Dino Risi e il “Giovedì” della verità
23 gennaio 1964, arriva nelle sale “Il giovedì”, ennesimo capolavoro di Dino Risi e uno dei film chiave della grande stagione della commedia all’italiana.
L’anno appena trascorso aveva registrato i primi scricchiolii del boom. L’occasione era, dunque, buona per riflettere. Su anni veloci e spietati, che tutto travolgono. E così un giovedì di fine estate, carico di metafore, segna il bilancio pubblico e privato di un paese ebbro di tutto.
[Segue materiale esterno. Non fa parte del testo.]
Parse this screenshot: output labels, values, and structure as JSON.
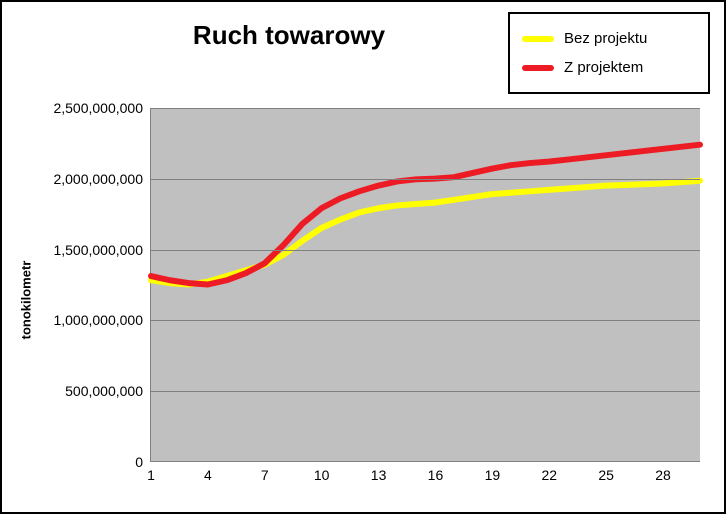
{
  "chart": {
    "type": "line",
    "title": "Ruch towarowy",
    "title_fontsize": 26,
    "y_axis_label": "tonokilometr",
    "label_fontsize": 13,
    "background_color": "#ffffff",
    "plot_background_color": "#c0c0c0",
    "grid_color": "#808080",
    "frame_border_color": "#000000",
    "ylim": [
      0,
      2500000000
    ],
    "xlim": [
      1,
      30
    ],
    "y_ticks": [
      0,
      500000000,
      1000000000,
      1500000000,
      2000000000,
      2500000000
    ],
    "y_tick_labels": [
      "0",
      "500,000,000",
      "1,000,000,000",
      "1,500,000,000",
      "2,000,000,000",
      "2,500,000,000"
    ],
    "x_ticks": [
      1,
      4,
      7,
      10,
      13,
      16,
      19,
      22,
      25,
      28
    ],
    "x_tick_labels": [
      "1",
      "4",
      "7",
      "10",
      "13",
      "16",
      "19",
      "22",
      "25",
      "28"
    ],
    "x_values": [
      1,
      2,
      3,
      4,
      5,
      6,
      7,
      8,
      9,
      10,
      11,
      12,
      13,
      14,
      15,
      16,
      17,
      18,
      19,
      20,
      21,
      22,
      23,
      24,
      25,
      26,
      27,
      28,
      29,
      30
    ],
    "legend": {
      "border_color": "#000000",
      "items": [
        {
          "label": "Bez projektu",
          "color": "#ffff00"
        },
        {
          "label": "Z projektem",
          "color": "#ed1c24"
        }
      ]
    },
    "series": [
      {
        "name": "Bez projektu",
        "color": "#ffff00",
        "line_width": 6,
        "values": [
          1280000000,
          1260000000,
          1250000000,
          1270000000,
          1310000000,
          1350000000,
          1390000000,
          1460000000,
          1560000000,
          1650000000,
          1710000000,
          1760000000,
          1790000000,
          1810000000,
          1820000000,
          1830000000,
          1850000000,
          1870000000,
          1890000000,
          1900000000,
          1910000000,
          1920000000,
          1930000000,
          1940000000,
          1950000000,
          1955000000,
          1960000000,
          1965000000,
          1975000000,
          1985000000
        ]
      },
      {
        "name": "Z projektem",
        "color": "#ed1c24",
        "line_width": 6,
        "values": [
          1310000000,
          1280000000,
          1260000000,
          1250000000,
          1280000000,
          1330000000,
          1400000000,
          1530000000,
          1680000000,
          1790000000,
          1860000000,
          1910000000,
          1950000000,
          1980000000,
          1995000000,
          2000000000,
          2010000000,
          2040000000,
          2070000000,
          2095000000,
          2110000000,
          2120000000,
          2135000000,
          2150000000,
          2165000000,
          2180000000,
          2195000000,
          2210000000,
          2225000000,
          2240000000
        ]
      }
    ]
  }
}
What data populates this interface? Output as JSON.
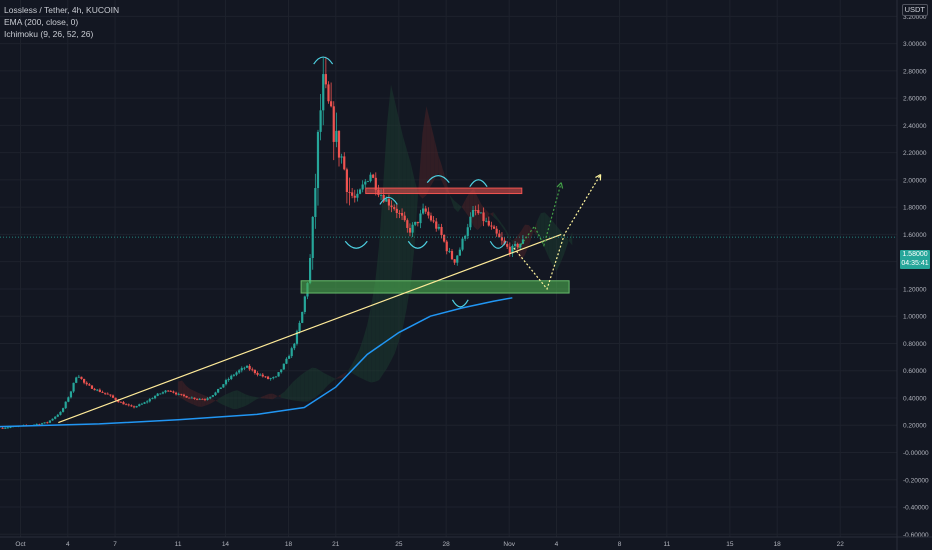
{
  "legend": {
    "symbol": "Lossless / Tether, 4h, KUCOIN",
    "ema": "EMA (200, close, 0)",
    "ichimoku": "Ichimoku (9, 26, 52, 26)"
  },
  "currency": "USDT",
  "current_price": {
    "value": "1.58000",
    "timer": "04:35:41",
    "color": "#26a69a"
  },
  "colors": {
    "background": "#131722",
    "grid": "#1e222d",
    "up": "#26a69a",
    "down": "#ef5350",
    "ema": "#2196f3",
    "trendline": "#ffeb99",
    "resistance": "#ef5350",
    "support": "#4caf50",
    "cloud_bull": "#1c3a2f",
    "cloud_bear": "#4a2227"
  },
  "chart_data": {
    "type": "candlestick",
    "x_ticks": [
      {
        "label": "Oct",
        "day": 0
      },
      {
        "label": "4",
        "day": 3
      },
      {
        "label": "7",
        "day": 6
      },
      {
        "label": "11",
        "day": 10
      },
      {
        "label": "14",
        "day": 13
      },
      {
        "label": "18",
        "day": 17
      },
      {
        "label": "21",
        "day": 20
      },
      {
        "label": "25",
        "day": 24
      },
      {
        "label": "28",
        "day": 27
      },
      {
        "label": "Nov",
        "day": 31
      },
      {
        "label": "4",
        "day": 34
      },
      {
        "label": "8",
        "day": 38
      },
      {
        "label": "11",
        "day": 41
      },
      {
        "label": "15",
        "day": 45
      },
      {
        "label": "18",
        "day": 48
      },
      {
        "label": "22",
        "day": 52
      }
    ],
    "y_ticks": [
      "3.20000",
      "3.00000",
      "2.80000",
      "2.60000",
      "2.40000",
      "2.20000",
      "2.00000",
      "1.80000",
      "1.60000",
      "1.40000",
      "1.20000",
      "1.00000",
      "0.80000",
      "0.60000",
      "0.40000",
      "0.20000",
      "-0.00000",
      "-0.20000",
      "-0.40000",
      "-0.60000"
    ],
    "y_tick_values": [
      3.2,
      3.0,
      2.8,
      2.6,
      2.4,
      2.2,
      2.0,
      1.8,
      1.6,
      1.4,
      1.2,
      1.0,
      0.8,
      0.6,
      0.4,
      0.2,
      0.0,
      -0.2,
      -0.4,
      -0.6
    ],
    "ylim": [
      -0.62,
      3.32
    ],
    "xlim": [
      -1.3,
      55.6
    ],
    "candle_interval_days": 0.1667,
    "close_path": [
      [
        -1.3,
        0.18
      ],
      [
        0.6,
        0.2
      ],
      [
        1.7,
        0.22
      ],
      [
        2.6,
        0.3
      ],
      [
        3.2,
        0.45
      ],
      [
        3.6,
        0.58
      ],
      [
        4.1,
        0.5
      ],
      [
        4.8,
        0.46
      ],
      [
        5.6,
        0.42
      ],
      [
        6.3,
        0.37
      ],
      [
        7.1,
        0.33
      ],
      [
        7.8,
        0.36
      ],
      [
        8.6,
        0.42
      ],
      [
        9.4,
        0.46
      ],
      [
        10.1,
        0.42
      ],
      [
        10.9,
        0.4
      ],
      [
        11.7,
        0.39
      ],
      [
        12.4,
        0.44
      ],
      [
        13.0,
        0.52
      ],
      [
        13.6,
        0.58
      ],
      [
        14.3,
        0.63
      ],
      [
        15.0,
        0.58
      ],
      [
        15.7,
        0.54
      ],
      [
        16.2,
        0.55
      ],
      [
        16.8,
        0.66
      ],
      [
        17.3,
        0.78
      ],
      [
        17.8,
        0.98
      ],
      [
        18.2,
        1.25
      ],
      [
        18.4,
        1.45
      ],
      [
        18.6,
        1.75
      ],
      [
        18.9,
        2.35
      ],
      [
        19.2,
        2.7
      ],
      [
        19.6,
        2.5
      ],
      [
        20.0,
        2.3
      ],
      [
        20.4,
        2.15
      ],
      [
        20.9,
        1.9
      ],
      [
        21.3,
        1.85
      ],
      [
        21.7,
        1.95
      ],
      [
        22.2,
        2.05
      ],
      [
        22.7,
        1.92
      ],
      [
        23.2,
        1.85
      ],
      [
        23.7,
        1.8
      ],
      [
        24.2,
        1.72
      ],
      [
        24.6,
        1.62
      ],
      [
        25.1,
        1.68
      ],
      [
        25.6,
        1.78
      ],
      [
        26.1,
        1.7
      ],
      [
        26.6,
        1.62
      ],
      [
        27.1,
        1.48
      ],
      [
        27.5,
        1.4
      ],
      [
        27.9,
        1.5
      ],
      [
        28.4,
        1.68
      ],
      [
        28.8,
        1.78
      ],
      [
        29.3,
        1.72
      ],
      [
        29.8,
        1.65
      ],
      [
        30.3,
        1.58
      ],
      [
        30.7,
        1.52
      ],
      [
        31.1,
        1.48
      ],
      [
        31.5,
        1.52
      ],
      [
        31.9,
        1.55
      ]
    ],
    "ema200": [
      [
        -1.3,
        0.19
      ],
      [
        5,
        0.21
      ],
      [
        10,
        0.24
      ],
      [
        15,
        0.28
      ],
      [
        18,
        0.33
      ],
      [
        20,
        0.48
      ],
      [
        22,
        0.72
      ],
      [
        24,
        0.88
      ],
      [
        26,
        1.0
      ],
      [
        28,
        1.06
      ],
      [
        30,
        1.11
      ],
      [
        31.2,
        1.135
      ]
    ],
    "annotations": {
      "resistance_zone": {
        "x0": 21.9,
        "x1": 31.8,
        "y0": 1.9,
        "y1": 1.94
      },
      "support_zone": {
        "x0": 17.8,
        "x1": 34.8,
        "y0": 1.17,
        "y1": 1.26
      },
      "trendline": {
        "x0": 2.4,
        "y0": 0.22,
        "x1": 34.3,
        "y1": 1.6
      },
      "current_price_line": 1.58,
      "projection_white": [
        [
          31.3,
          1.5
        ],
        [
          33.4,
          1.2
        ],
        [
          34.5,
          1.6
        ],
        [
          36.8,
          2.04
        ]
      ],
      "projection_green": [
        [
          31.6,
          1.5
        ],
        [
          32.6,
          1.66
        ],
        [
          33.2,
          1.52
        ],
        [
          34.3,
          1.98
        ]
      ]
    }
  }
}
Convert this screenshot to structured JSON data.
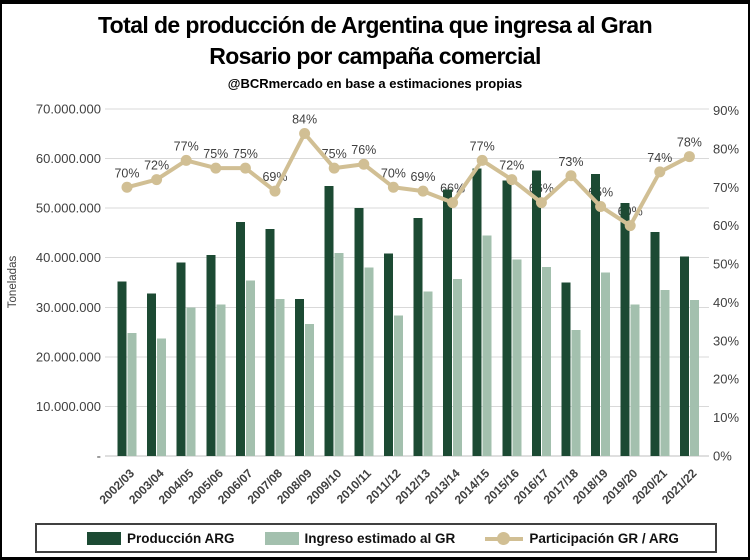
{
  "title": {
    "line1": "Total de producción de Argentina que ingresa al Gran",
    "line2": "Rosario por campaña comercial"
  },
  "subtitle": "@BCRmercado  en base a estimaciones propias",
  "chart_data": {
    "type": "combo: grouped vertical bars (left axis, toneladas) + line with markers (right axis, %)",
    "categories": [
      "2002/03",
      "2003/04",
      "2004/05",
      "2005/06",
      "2006/07",
      "2007/08",
      "2008/09",
      "2009/10",
      "2010/11",
      "2011/12",
      "2012/13",
      "2013/14",
      "2014/15",
      "2015/16",
      "2016/17",
      "2017/18",
      "2018/19",
      "2019/20",
      "2020/21",
      "2021/22"
    ],
    "series": [
      {
        "name": "Producción ARG",
        "type": "bar",
        "axis": "left",
        "unit": "millones de toneladas",
        "color": "#1c4a33",
        "values": [
          35.2,
          32.8,
          39,
          40.5,
          47.2,
          45.8,
          31.7,
          54.5,
          50,
          40.8,
          48,
          53.8,
          58,
          55.6,
          57.6,
          35,
          56.9,
          51,
          45.2,
          40.2
        ]
      },
      {
        "name": "Ingreso estimado al GR",
        "type": "bar",
        "axis": "left",
        "unit": "millones de toneladas",
        "color": "#a3c0ae",
        "values": [
          24.8,
          23.7,
          30,
          30.6,
          35.4,
          31.7,
          26.6,
          41,
          38,
          28.3,
          33.2,
          35.7,
          44.5,
          39.6,
          38.1,
          25.4,
          37,
          30.6,
          33.5,
          31.5
        ]
      },
      {
        "name": "Participación GR / ARG",
        "type": "line",
        "axis": "right",
        "unit": "%",
        "color": "#d1bf94",
        "values": [
          70,
          72,
          77,
          75,
          75,
          69,
          84,
          75,
          76,
          70,
          69,
          66,
          77,
          72,
          66,
          73,
          65,
          60,
          74,
          78
        ],
        "point_labels": [
          "70%",
          "72%",
          "77%",
          "75%",
          "75%",
          "69%",
          "84%",
          "75%",
          "76%",
          "70%",
          "69%",
          "66%",
          "77%",
          "72%",
          "66%",
          "73%",
          "65%",
          "60%",
          "74%",
          "78%"
        ]
      }
    ],
    "left_axis": {
      "title": "Toneladas",
      "min": 0,
      "max": 70,
      "tick_labels": [
        "70.000.000",
        "60.000.000",
        "50.000.000",
        "40.000.000",
        "30.000.000",
        "20.000.000",
        "10.000.000",
        "-"
      ]
    },
    "right_axis": {
      "min": 0,
      "max": 90,
      "tick_labels": [
        "90%",
        "80%",
        "70%",
        "60%",
        "50%",
        "40%",
        "30%",
        "20%",
        "10%",
        "0%"
      ]
    },
    "grid": true,
    "legend_position": "bottom"
  },
  "colors": {
    "grid_line": "#d9d9d9",
    "axis_line": "#bfbfbf",
    "tick_text": "#404040",
    "point_label_text": "#3f3f3f"
  }
}
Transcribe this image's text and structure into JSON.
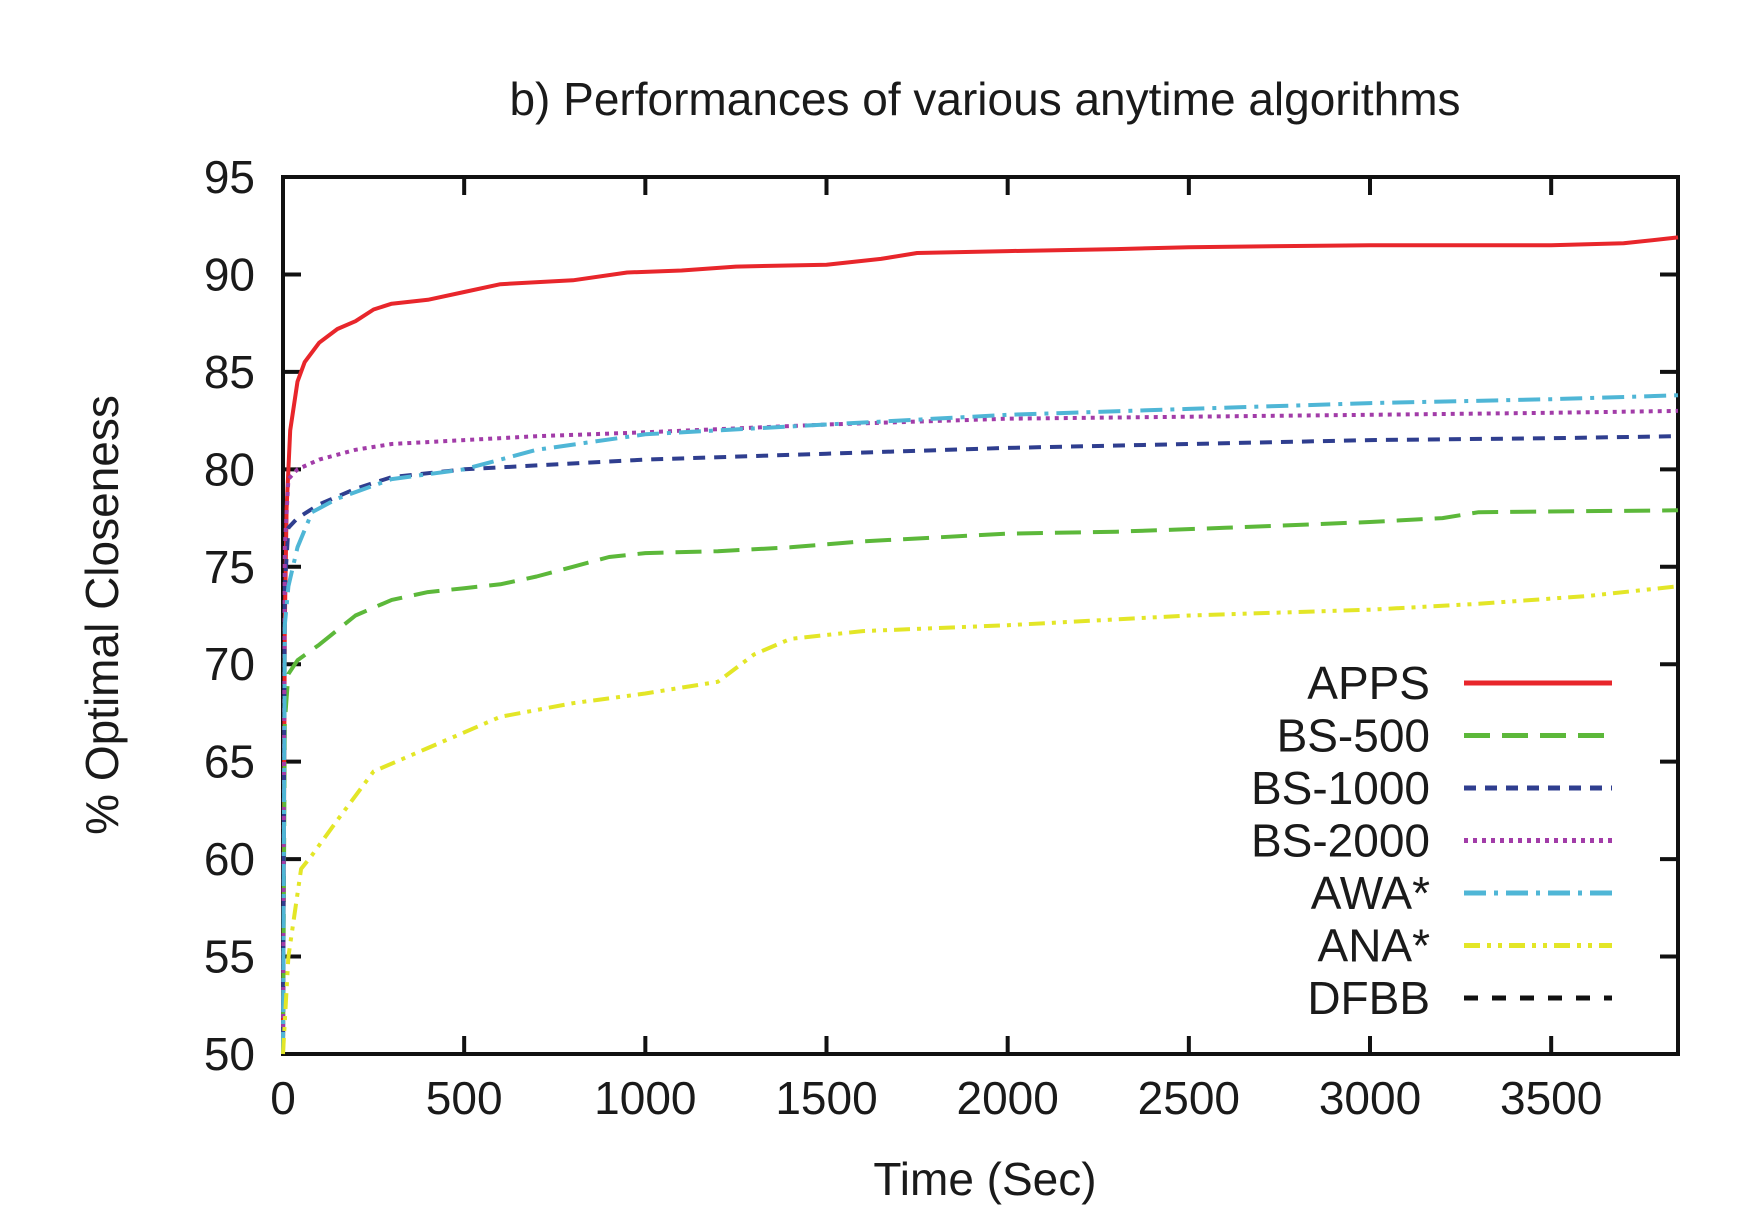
{
  "chart_data": {
    "type": "line",
    "title": "b) Performances of various anytime algorithms",
    "xlabel": "Time (Sec)",
    "ylabel": "% Optimal Closeness",
    "xlim": [
      0,
      3850
    ],
    "ylim": [
      50,
      95
    ],
    "xticks": [
      0,
      500,
      1000,
      1500,
      2000,
      2500,
      3000,
      3500
    ],
    "yticks": [
      50,
      55,
      60,
      65,
      70,
      75,
      80,
      85,
      90,
      95
    ],
    "xtick_labels": [
      "0",
      "500",
      "1000",
      "1500",
      "2000",
      "2500",
      "3000",
      "3500"
    ],
    "ytick_labels": [
      "50",
      "55",
      "60",
      "65",
      "70",
      "75",
      "80",
      "85",
      "90",
      "95"
    ],
    "grid": false,
    "legend_position": "bottom-right",
    "series": [
      {
        "name": "APPS",
        "color": "#e8262b",
        "style": "solid",
        "points": [
          [
            0,
            50
          ],
          [
            5,
            72
          ],
          [
            10,
            78
          ],
          [
            20,
            82
          ],
          [
            40,
            84.5
          ],
          [
            60,
            85.5
          ],
          [
            100,
            86.5
          ],
          [
            150,
            87.2
          ],
          [
            200,
            87.6
          ],
          [
            250,
            88.2
          ],
          [
            300,
            88.5
          ],
          [
            400,
            88.7
          ],
          [
            500,
            89.1
          ],
          [
            600,
            89.5
          ],
          [
            800,
            89.7
          ],
          [
            950,
            90.1
          ],
          [
            1100,
            90.2
          ],
          [
            1250,
            90.4
          ],
          [
            1500,
            90.5
          ],
          [
            1650,
            90.8
          ],
          [
            1750,
            91.1
          ],
          [
            2000,
            91.2
          ],
          [
            2300,
            91.3
          ],
          [
            2500,
            91.4
          ],
          [
            3000,
            91.5
          ],
          [
            3500,
            91.5
          ],
          [
            3700,
            91.6
          ],
          [
            3850,
            91.9
          ]
        ]
      },
      {
        "name": "BS-500",
        "color": "#5cb83a",
        "style": "long-dash",
        "points": [
          [
            0,
            50
          ],
          [
            5,
            67
          ],
          [
            15,
            69.5
          ],
          [
            40,
            70.2
          ],
          [
            100,
            71
          ],
          [
            200,
            72.5
          ],
          [
            300,
            73.3
          ],
          [
            400,
            73.7
          ],
          [
            500,
            73.9
          ],
          [
            600,
            74.1
          ],
          [
            700,
            74.5
          ],
          [
            800,
            75
          ],
          [
            900,
            75.5
          ],
          [
            1000,
            75.7
          ],
          [
            1200,
            75.8
          ],
          [
            1400,
            76
          ],
          [
            1600,
            76.3
          ],
          [
            1800,
            76.5
          ],
          [
            2000,
            76.7
          ],
          [
            2300,
            76.8
          ],
          [
            2600,
            77
          ],
          [
            3000,
            77.3
          ],
          [
            3200,
            77.5
          ],
          [
            3300,
            77.8
          ],
          [
            3850,
            77.9
          ]
        ]
      },
      {
        "name": "BS-1000",
        "color": "#2f3e8f",
        "style": "short-dash",
        "points": [
          [
            0,
            50
          ],
          [
            5,
            74
          ],
          [
            15,
            77
          ],
          [
            40,
            77.5
          ],
          [
            100,
            78.2
          ],
          [
            200,
            79
          ],
          [
            300,
            79.6
          ],
          [
            500,
            80
          ],
          [
            700,
            80.2
          ],
          [
            1000,
            80.5
          ],
          [
            1500,
            80.8
          ],
          [
            2000,
            81.1
          ],
          [
            2500,
            81.3
          ],
          [
            3000,
            81.5
          ],
          [
            3500,
            81.6
          ],
          [
            3850,
            81.7
          ]
        ]
      },
      {
        "name": "BS-2000",
        "color": "#a23ca8",
        "style": "dotted",
        "points": [
          [
            0,
            50
          ],
          [
            5,
            76
          ],
          [
            15,
            79.5
          ],
          [
            40,
            80
          ],
          [
            100,
            80.5
          ],
          [
            200,
            81
          ],
          [
            300,
            81.3
          ],
          [
            500,
            81.5
          ],
          [
            700,
            81.7
          ],
          [
            1000,
            81.9
          ],
          [
            1500,
            82.3
          ],
          [
            2000,
            82.6
          ],
          [
            2500,
            82.7
          ],
          [
            3000,
            82.8
          ],
          [
            3500,
            82.9
          ],
          [
            3850,
            83
          ]
        ]
      },
      {
        "name": "AWA*",
        "color": "#4fb6d6",
        "style": "dash-dot",
        "points": [
          [
            0,
            50
          ],
          [
            5,
            72
          ],
          [
            15,
            74
          ],
          [
            40,
            76
          ],
          [
            80,
            77.8
          ],
          [
            150,
            78.5
          ],
          [
            300,
            79.5
          ],
          [
            500,
            80
          ],
          [
            700,
            81
          ],
          [
            1000,
            81.8
          ],
          [
            1500,
            82.3
          ],
          [
            2000,
            82.8
          ],
          [
            2500,
            83.1
          ],
          [
            3000,
            83.4
          ],
          [
            3500,
            83.6
          ],
          [
            3850,
            83.8
          ]
        ]
      },
      {
        "name": "ANA*",
        "color": "#e3e627",
        "style": "dash-dot-dot",
        "points": [
          [
            0,
            50
          ],
          [
            15,
            55
          ],
          [
            50,
            59.5
          ],
          [
            80,
            60.2
          ],
          [
            150,
            62
          ],
          [
            250,
            64.5
          ],
          [
            400,
            65.7
          ],
          [
            600,
            67.3
          ],
          [
            800,
            68
          ],
          [
            1000,
            68.5
          ],
          [
            1200,
            69.1
          ],
          [
            1300,
            70.5
          ],
          [
            1400,
            71.3
          ],
          [
            1600,
            71.7
          ],
          [
            2000,
            72
          ],
          [
            2500,
            72.5
          ],
          [
            3000,
            72.8
          ],
          [
            3300,
            73.1
          ],
          [
            3600,
            73.5
          ],
          [
            3850,
            74
          ]
        ]
      },
      {
        "name": "DFBB",
        "color": "#111111",
        "style": "dashed",
        "points": []
      }
    ]
  }
}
Papà Dino (un inarrivabile Walter Chiari), separato, autobiografia lecita e fortunata in tempi di Nouvelle Vague per il grande regista milanese, ritrova per un giorno Robertino, affidato alla mamma teutonica ed efficientista come i tempi ed il lignaggio richiedono. Imbarazzo e stress da dimostrazione per un padre dai pochi esempi e i molti fallimenti, curiosità e intuizione infantile per Robertino che tutto capisce e giustifica, lui così piccolo eppure così tremendamente grande.
Una gita in macchina, il mare, il gelato, le gemelle Kessler dal vivo, il tutto compensato dallo schiaffo di un creditore al papà inevitabilmente insolvente. “Ladri di biciclette” senza nulla da ritrovare se non mani strette come quelle di Maggiorani e Staiola; altri tempi, altre necessità, uguali solitudini. E allora rieccoli, finalmente, la periferia dell’infanzia di Dino, anche se già aggredita dal cemento, il prato ultimo lembo di natura vissuta, come in Pasolini, la partita a pallone, il vociare dei bambini così diverso dall’asettico collegio di Robertino. Attimi sospesi e sguardi felici, come quello della nonna in ristrettezze e dalla casa modesta.
Altri odori, altri sapori, ma poveri troppo poveri per diventare quotidiano, abitudine. Per Dino meglio rituffarsi nell’illusione. Robertino a tarda sera è di nuovo in albergo dalla mamma; un separè per la cena è l’addio a papà. Un fischio è il segnale segreto che li unisce per sempre. Regali crudeli da neocapitalismo e un nodo alla gola che il sottofondo di Endrigo ci costringe a sciogliere.